In theory, anyone can video blog, or 'vlog', as long as they have a camera, an internet connection and something to say.
But for the UK's top vloggers it has become a career where they can earn thousands of pounds for mentioning a product to their millions of fans.
Newsbeat has been to meet some of the most successful young vloggers.
Many started out as students, were unemployed or, in one case, earned £25,000 a year in an office job.
They changed all that by setting up business in their bedrooms - however making a career online is tougher than you might think.
None of the vloggers wanted to reveal exactly how much they earn.
However JJ Oladjide, who's known as KSI, left school two years ago to vlog and admits he's "a lot better off than he was two years ago" having built up 4 million followers on YouTube.
Anna Gardner, 24, who runs the Vivianna Does Make Up blog says it's not money for nothing.
"I wake up at six," she says. "I'm on my laptop working by seven and I probably finish at about six."
Lily Pebble, 25, spends her days tweeting, recording vlogs, writing blogs, researching beauty products, chatting with followers and negotiating contracts.
"You can't stop at the weekend. Twitter and Instagram are 24/7," she says.
The vloggers know they are valuable to high street brands. Anna again: "I mentioned a brush set and online it had sold out by mid day."
Key to a vlogger's success is the trust they build with their audience. That relationship makes them valuable to advertisers.
"If a blogger endorses a product it gives it more weight than if it was just featured on the page of a magazine", says Jessica Walker, a digital marketing specialist.
"Some of the top bloggers we work with are very successful and can earn thousands of pounds a month. But it's nothing they have set out to do.
"It's something they've been really good at and grown their following by having really good content."
Jessica works for eight&four, whose clients include major health and beauty brands.
She says although most bloggers are upfront about which products are "sponsored", it is not always very clear.
"[Some] are quite clever about their language," she says. "They don't want their blogs to look like a catalogue."
"You'll notice they use words like, 'I was shown this product', rather than, 'I was sent this product by a PR'."

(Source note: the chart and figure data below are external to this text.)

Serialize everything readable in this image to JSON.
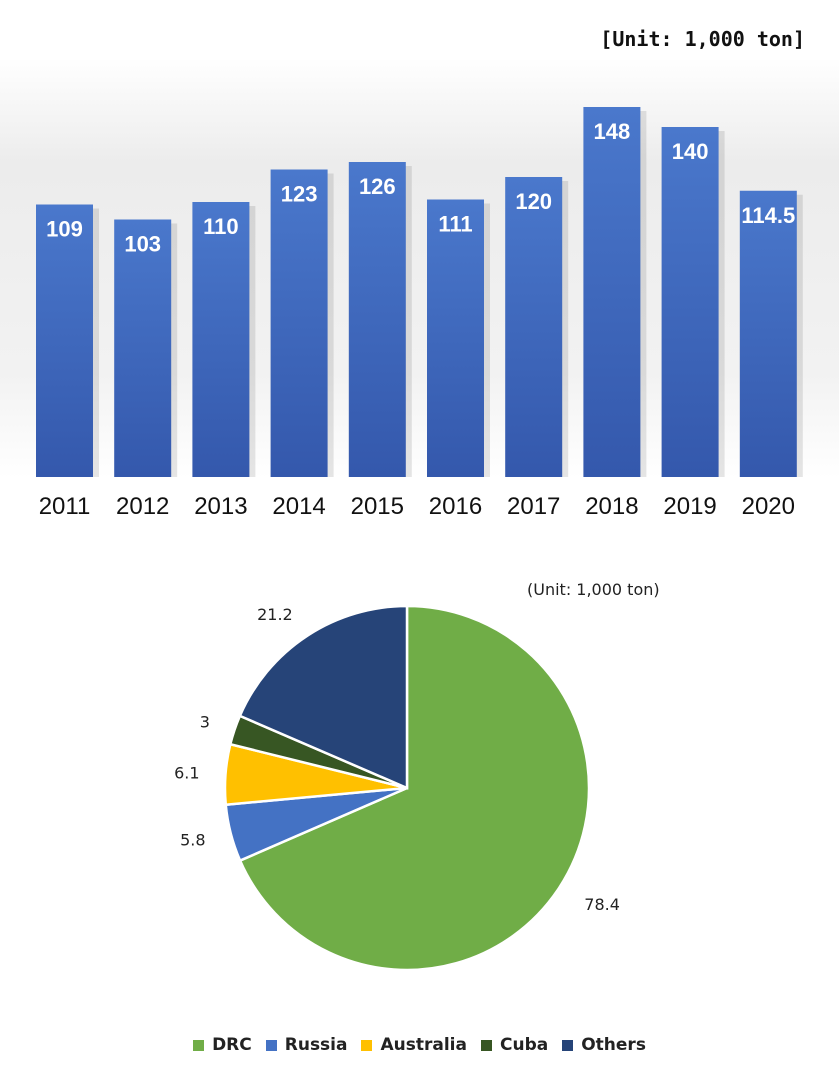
{
  "chart_data": [
    {
      "type": "bar",
      "title": "",
      "unit_label": "[Unit: 1,000 ton]",
      "categories": [
        "2011",
        "2012",
        "2013",
        "2014",
        "2015",
        "2016",
        "2017",
        "2018",
        "2019",
        "2020"
      ],
      "values": [
        109,
        103,
        110,
        123,
        126,
        111,
        120,
        148,
        140,
        114.5
      ],
      "value_labels": [
        "109",
        "103",
        "110",
        "123",
        "126",
        "111",
        "120",
        "148",
        "140",
        "114.5"
      ],
      "ylim": [
        0,
        148
      ],
      "xlabel": "",
      "ylabel": "",
      "grid": false,
      "color": "#4472C4"
    },
    {
      "type": "pie",
      "title": "",
      "unit_label": "(Unit: 1,000 ton)",
      "slices": [
        {
          "name": "DRC",
          "value": 78.4,
          "label": "78.4",
          "color": "#70AD47"
        },
        {
          "name": "Russia",
          "value": 5.8,
          "label": "5.8",
          "color": "#4472C4"
        },
        {
          "name": "Australia",
          "value": 6.1,
          "label": "6.1",
          "color": "#FFC000"
        },
        {
          "name": "Cuba",
          "value": 3,
          "label": "3",
          "color": "#375623"
        },
        {
          "name": "Others",
          "value": 21.2,
          "label": "21.2",
          "color": "#264478"
        }
      ],
      "legend_position": "bottom"
    }
  ]
}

It comes as the Advertising Standards Authority (ASA) have released a warning telling vloggers they must make it clear when they are being paid to promote something.
1.5 million unique visitors click on to Zoe Sugg's blog every month, which works out to around 6 million page views. She's one of the UK's most successful young vloggers.
She started when she was unemployed three years ago.
"There are companies who would love our help," she explains. "But if I would never actually use that company or even if I just don't like the product I'm not going to even think about it.
"I try and stay true to what I like and what I believe in because people trust my opinion and I wouldn't want to jeopardise that."
Lily Pebbles says it's important vloggers don't go after the money: "I don't think we should be ashamed how much money we're earning. It's just important people know the money doesn't affect how we write our websites".
Some vloggers get professional representation to help negotiate contracts with big companies and advertisers. They take a cut of profits.
Earnings 'up 60%'
Another big earner is placing adverts at the start of their YouTube videos.
This type of earning capacity has gone up 60% in the last year - mainly thanks to mobile phones - according to Sara Mormino, a director at YouTube.
"If you have a very strong passion for a particular area, be it beauty, fashion, tech or gaming, I'd give it a shot," she says.
Sara believes the UK is one of the global leaders in vlogging and many rank among the top earners globally.
"These young people have really captured a new way of creating content and a new way of engaging an audience".